No ano passado, o setor já havia registrado recorde de R$ 29,1 bilhões, de acordo com a associação, que monitora anualmente o montante de recursos aportados desde 1998.
“Nós tivemos em 2025 o recorde dos recordes de mobilização de investimentos nas rodovias. O último grande pico havia acontecido em 2013. Nós demoramos mais de dez anos para equiparar o salto de investimento”, disse Marco Aurélio Barcelos, presidente da ABCR, nesta quarta-feira (17) durante abertura da Bienal das Rodovias, evento promovido pela entidade em Brasília.
De acordo com dados da ABCR, o setor aportou cerca de R$ 21,8 bilhões em 2013, pico de recursos à época. Nos anos seguintes, o patamar foi caindo até 2020, quando a demanda das concessionárias foi fortemente impactada pela pandemia.
Desde 2021, no entanto, os valores vêm subindo ano a ano.
“Em 2024, suplantamos a casa dos R$ 20 bilhões pela primeira vez na história. E, no ano passado, chegamos ao patamar de R$ 29 bilhões. 2026 será o ano em que nós atravessaremos os R$ 30 bilhões. Essa é a força do setor”, afirmou Barcelos.
Há um impulso na realização de leilões durante o governo de Luiz Inácio Lula da Silva (PT), nos quais os interessados dão lances de desconto em relação à tarifa básica de pedágio. O novo modelo do governo federal tenta atrair mais concorrentes, após leilões com poucos participantes registrados em anos anteriores.
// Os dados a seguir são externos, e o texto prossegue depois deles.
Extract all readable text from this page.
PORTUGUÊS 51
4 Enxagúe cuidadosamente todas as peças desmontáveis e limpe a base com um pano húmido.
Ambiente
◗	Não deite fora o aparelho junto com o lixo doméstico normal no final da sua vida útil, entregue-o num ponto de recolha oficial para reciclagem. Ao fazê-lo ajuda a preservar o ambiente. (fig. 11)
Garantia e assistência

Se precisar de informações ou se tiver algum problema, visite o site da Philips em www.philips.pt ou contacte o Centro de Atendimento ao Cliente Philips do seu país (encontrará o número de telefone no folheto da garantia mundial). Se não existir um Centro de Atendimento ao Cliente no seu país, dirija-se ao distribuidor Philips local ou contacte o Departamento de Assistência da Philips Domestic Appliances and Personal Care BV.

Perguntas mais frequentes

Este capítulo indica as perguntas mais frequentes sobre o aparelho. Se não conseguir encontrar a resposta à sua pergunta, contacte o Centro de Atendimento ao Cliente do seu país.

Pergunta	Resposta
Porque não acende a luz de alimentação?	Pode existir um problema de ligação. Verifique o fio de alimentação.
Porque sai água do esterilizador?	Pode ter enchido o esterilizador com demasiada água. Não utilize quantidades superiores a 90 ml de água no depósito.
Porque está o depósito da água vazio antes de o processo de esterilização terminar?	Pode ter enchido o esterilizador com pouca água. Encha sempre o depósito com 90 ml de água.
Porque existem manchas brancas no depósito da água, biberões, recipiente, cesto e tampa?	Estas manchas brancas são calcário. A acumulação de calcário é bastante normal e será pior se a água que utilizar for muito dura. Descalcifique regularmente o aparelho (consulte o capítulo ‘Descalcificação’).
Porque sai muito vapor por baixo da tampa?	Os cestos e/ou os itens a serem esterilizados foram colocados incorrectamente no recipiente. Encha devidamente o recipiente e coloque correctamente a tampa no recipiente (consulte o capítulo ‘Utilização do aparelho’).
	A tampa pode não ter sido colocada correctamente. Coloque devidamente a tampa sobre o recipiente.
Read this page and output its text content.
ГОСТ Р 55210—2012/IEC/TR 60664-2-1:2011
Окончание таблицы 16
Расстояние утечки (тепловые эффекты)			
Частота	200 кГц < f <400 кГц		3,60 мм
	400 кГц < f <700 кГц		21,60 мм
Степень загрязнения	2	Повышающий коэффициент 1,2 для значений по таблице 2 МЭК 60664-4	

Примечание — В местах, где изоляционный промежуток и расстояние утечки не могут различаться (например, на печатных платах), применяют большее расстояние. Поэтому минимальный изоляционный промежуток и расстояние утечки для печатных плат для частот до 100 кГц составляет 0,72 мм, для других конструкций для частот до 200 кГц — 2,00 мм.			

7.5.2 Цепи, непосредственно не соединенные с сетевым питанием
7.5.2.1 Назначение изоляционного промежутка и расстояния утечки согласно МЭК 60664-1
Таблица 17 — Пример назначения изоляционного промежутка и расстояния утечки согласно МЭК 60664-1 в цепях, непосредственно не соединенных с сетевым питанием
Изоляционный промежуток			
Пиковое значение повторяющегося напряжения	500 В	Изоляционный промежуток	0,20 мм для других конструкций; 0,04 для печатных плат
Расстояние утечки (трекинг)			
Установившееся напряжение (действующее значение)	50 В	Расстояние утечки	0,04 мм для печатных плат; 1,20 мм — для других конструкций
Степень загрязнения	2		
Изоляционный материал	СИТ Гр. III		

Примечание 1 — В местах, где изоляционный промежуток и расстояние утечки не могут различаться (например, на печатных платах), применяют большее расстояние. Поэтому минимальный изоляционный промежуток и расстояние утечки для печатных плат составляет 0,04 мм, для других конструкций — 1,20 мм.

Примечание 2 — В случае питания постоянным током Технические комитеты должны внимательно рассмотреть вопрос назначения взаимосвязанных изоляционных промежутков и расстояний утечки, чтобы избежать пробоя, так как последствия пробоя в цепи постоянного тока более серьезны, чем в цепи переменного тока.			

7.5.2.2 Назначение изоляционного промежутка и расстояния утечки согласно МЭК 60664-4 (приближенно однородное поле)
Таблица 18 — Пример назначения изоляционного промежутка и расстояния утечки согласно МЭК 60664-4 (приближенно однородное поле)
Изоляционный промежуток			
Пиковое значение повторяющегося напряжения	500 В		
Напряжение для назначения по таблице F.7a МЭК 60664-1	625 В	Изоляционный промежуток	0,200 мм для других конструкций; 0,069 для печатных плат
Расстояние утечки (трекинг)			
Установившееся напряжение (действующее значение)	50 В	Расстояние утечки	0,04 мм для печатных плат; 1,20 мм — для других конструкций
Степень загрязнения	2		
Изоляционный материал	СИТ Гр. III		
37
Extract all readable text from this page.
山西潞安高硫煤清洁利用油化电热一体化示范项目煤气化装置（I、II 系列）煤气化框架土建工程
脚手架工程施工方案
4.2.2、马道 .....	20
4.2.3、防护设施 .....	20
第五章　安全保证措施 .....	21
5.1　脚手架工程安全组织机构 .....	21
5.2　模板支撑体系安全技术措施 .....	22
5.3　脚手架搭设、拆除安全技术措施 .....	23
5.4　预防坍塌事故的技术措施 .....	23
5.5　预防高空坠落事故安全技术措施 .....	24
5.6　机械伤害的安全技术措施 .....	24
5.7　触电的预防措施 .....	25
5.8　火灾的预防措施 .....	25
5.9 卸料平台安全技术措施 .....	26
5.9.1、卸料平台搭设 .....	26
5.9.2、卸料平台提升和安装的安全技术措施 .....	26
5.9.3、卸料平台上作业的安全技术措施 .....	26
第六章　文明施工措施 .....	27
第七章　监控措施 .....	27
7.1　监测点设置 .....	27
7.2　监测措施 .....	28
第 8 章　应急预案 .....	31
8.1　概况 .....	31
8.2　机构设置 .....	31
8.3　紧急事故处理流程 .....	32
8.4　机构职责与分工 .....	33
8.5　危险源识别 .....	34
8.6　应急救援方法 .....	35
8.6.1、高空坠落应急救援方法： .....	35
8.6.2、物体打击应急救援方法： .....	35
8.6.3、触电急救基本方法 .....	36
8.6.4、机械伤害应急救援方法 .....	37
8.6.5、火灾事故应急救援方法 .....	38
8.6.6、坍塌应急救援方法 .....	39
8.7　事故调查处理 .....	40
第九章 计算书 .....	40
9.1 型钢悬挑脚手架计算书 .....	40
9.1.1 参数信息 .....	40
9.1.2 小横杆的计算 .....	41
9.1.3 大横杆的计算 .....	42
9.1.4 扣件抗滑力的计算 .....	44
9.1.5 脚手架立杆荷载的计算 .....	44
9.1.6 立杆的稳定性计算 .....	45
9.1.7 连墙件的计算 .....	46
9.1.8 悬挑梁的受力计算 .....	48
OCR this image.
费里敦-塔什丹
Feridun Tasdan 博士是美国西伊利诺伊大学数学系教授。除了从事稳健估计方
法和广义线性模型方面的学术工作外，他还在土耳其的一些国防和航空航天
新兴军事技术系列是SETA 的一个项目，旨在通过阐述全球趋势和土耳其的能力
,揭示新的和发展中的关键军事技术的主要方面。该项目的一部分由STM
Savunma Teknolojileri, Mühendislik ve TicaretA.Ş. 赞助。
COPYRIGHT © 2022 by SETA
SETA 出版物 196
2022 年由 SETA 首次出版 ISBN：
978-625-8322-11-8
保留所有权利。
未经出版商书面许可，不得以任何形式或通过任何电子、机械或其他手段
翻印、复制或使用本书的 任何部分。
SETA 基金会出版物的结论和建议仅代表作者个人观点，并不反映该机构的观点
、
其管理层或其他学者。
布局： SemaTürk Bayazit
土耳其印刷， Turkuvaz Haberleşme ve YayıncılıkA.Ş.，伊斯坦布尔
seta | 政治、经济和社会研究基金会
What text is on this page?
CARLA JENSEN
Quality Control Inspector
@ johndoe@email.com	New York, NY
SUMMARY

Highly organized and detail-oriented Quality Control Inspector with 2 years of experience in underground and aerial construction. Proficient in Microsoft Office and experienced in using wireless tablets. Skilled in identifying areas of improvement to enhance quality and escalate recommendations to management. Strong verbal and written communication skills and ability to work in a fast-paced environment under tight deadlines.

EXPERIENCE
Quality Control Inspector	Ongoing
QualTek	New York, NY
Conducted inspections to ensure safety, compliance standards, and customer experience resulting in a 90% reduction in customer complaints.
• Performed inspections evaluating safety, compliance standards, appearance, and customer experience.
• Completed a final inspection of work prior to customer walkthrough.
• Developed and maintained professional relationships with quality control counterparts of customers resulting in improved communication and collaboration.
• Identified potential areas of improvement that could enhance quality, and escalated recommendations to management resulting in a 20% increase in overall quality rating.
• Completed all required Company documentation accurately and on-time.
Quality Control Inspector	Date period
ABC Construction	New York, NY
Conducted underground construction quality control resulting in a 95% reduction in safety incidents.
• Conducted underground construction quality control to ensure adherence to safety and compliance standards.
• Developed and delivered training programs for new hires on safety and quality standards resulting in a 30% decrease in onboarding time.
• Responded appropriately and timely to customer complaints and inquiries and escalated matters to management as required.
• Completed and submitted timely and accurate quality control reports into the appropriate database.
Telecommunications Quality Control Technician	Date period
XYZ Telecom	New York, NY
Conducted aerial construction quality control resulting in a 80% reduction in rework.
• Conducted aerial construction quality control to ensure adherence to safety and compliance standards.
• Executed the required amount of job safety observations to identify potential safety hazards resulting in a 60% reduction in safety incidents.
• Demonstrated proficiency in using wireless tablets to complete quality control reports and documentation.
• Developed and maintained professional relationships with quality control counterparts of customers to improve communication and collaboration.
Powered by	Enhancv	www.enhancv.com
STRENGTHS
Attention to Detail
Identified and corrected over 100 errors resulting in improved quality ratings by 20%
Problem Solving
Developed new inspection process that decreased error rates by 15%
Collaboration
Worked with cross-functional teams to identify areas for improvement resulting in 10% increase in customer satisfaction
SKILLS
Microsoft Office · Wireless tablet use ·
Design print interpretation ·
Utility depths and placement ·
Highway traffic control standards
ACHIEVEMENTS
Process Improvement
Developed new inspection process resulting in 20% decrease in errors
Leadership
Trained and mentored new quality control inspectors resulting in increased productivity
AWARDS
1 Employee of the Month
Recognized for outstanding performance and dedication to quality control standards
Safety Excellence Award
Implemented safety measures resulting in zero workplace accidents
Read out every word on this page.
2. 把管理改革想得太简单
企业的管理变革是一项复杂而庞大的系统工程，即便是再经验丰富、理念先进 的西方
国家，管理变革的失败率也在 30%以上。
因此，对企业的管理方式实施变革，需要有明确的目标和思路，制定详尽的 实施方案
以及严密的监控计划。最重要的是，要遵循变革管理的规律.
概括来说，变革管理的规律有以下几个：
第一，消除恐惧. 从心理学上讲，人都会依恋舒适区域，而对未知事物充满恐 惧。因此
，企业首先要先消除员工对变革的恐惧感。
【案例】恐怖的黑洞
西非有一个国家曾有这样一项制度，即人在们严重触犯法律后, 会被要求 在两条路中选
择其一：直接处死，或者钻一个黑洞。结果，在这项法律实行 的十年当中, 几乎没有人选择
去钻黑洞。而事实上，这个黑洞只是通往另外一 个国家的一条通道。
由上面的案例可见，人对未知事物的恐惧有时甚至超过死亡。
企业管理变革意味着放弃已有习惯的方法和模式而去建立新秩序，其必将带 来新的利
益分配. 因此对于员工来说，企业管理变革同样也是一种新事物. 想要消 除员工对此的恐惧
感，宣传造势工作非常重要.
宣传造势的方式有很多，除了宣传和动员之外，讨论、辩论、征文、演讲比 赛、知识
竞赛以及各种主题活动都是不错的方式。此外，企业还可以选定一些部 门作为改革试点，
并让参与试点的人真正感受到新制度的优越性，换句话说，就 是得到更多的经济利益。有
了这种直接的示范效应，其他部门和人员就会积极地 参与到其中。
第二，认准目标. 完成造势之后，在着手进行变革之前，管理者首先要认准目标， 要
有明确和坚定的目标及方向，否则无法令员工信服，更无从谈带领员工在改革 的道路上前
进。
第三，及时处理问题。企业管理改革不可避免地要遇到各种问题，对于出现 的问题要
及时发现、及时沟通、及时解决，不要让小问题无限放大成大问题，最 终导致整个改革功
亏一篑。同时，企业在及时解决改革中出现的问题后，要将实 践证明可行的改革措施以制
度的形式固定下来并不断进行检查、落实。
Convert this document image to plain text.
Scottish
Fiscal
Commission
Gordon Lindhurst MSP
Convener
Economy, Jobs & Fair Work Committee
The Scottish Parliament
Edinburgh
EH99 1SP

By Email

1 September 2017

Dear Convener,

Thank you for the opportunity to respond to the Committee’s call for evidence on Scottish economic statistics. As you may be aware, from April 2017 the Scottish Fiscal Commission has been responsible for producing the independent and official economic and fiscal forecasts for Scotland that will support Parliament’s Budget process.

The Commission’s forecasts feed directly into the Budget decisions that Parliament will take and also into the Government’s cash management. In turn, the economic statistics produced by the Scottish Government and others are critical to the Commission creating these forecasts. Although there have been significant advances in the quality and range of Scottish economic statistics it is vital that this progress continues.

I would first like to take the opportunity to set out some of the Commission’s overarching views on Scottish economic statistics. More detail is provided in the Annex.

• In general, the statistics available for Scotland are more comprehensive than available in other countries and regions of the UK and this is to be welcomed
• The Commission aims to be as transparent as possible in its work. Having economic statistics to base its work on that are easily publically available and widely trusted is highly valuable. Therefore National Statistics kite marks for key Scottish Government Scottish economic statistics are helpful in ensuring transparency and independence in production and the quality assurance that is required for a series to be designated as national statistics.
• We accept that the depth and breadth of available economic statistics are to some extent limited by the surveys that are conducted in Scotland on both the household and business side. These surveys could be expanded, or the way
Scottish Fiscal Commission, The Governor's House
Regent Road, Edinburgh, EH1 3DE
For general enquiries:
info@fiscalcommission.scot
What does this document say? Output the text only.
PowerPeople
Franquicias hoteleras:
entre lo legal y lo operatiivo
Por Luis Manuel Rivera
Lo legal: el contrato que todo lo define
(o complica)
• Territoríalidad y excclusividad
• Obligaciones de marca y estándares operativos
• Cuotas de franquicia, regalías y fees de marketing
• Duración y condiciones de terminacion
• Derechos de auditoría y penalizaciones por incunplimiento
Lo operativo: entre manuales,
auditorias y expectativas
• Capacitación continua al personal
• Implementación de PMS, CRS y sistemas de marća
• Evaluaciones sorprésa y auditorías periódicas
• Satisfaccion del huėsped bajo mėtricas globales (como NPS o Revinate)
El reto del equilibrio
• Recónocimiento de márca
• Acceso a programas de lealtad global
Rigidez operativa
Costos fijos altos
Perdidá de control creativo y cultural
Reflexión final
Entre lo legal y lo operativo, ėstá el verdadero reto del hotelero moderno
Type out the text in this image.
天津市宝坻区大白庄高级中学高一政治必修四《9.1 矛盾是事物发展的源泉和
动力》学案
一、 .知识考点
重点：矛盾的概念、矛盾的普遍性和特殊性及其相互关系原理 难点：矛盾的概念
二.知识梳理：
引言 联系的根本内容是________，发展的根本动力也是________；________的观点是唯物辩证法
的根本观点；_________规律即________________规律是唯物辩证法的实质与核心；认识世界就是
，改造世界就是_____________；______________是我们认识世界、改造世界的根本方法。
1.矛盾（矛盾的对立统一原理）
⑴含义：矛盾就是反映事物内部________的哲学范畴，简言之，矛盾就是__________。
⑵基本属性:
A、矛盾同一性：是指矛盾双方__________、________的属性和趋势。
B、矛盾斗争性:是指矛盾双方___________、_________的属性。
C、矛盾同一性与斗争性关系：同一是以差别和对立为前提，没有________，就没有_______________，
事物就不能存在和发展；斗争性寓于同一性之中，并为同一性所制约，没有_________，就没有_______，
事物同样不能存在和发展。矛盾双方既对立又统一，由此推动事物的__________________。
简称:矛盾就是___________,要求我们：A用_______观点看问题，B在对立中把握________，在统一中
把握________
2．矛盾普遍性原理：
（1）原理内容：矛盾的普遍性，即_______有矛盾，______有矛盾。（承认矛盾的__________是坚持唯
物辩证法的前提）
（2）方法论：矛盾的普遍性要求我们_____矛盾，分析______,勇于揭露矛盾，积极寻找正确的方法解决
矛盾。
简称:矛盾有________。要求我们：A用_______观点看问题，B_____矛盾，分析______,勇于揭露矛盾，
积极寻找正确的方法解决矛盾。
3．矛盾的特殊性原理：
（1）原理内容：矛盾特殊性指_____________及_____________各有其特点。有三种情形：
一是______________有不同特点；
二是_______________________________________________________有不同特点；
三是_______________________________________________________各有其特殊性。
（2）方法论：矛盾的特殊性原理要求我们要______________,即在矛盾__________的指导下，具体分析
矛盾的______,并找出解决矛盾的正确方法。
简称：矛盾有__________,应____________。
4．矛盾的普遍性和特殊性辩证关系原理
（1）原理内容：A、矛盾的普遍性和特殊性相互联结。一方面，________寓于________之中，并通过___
O ministro dos Transportes, George Santoro, disse no evento que o setor “tem discutido muito pouco no Brasil essa questão dos juros”. “Vira tabu”, afirmou o chefe da pasta.
Nesta quarta-feira (17), o Copom (Comitê de Política Monetária) definirá o novo patamar da Selic (a taxa básica de juros).
Com a inflação sob maior pressão, o Banco Central caminha para realizar um dos ciclos de afrouxamento monetário mais curtos da história. O mercado financeiro projeta uma nova redução de 0,25 ponto percentual na Selic, para 14,25% ao ano, mas avalia que esse pode ser o último corte antes de uma interrupção no processo de ajuste da taxa básica de juros.
“Eu acho que é um debate técnico, não político, que precisa ser desenvolvido mais. Não pode simplesmente um grupo de instituições financeiras pautar a taxa de juros futura do Brasil sem ter uma discussão mais ampla. É claro que o Banco Central tem toda autonomia e deve ter autonomia para fazer essa definição, mas é preciso discutir metodologias, é preciso discutir política monetária também. Eu acho que isso é importante numa democracia”, disse Santoro no evento.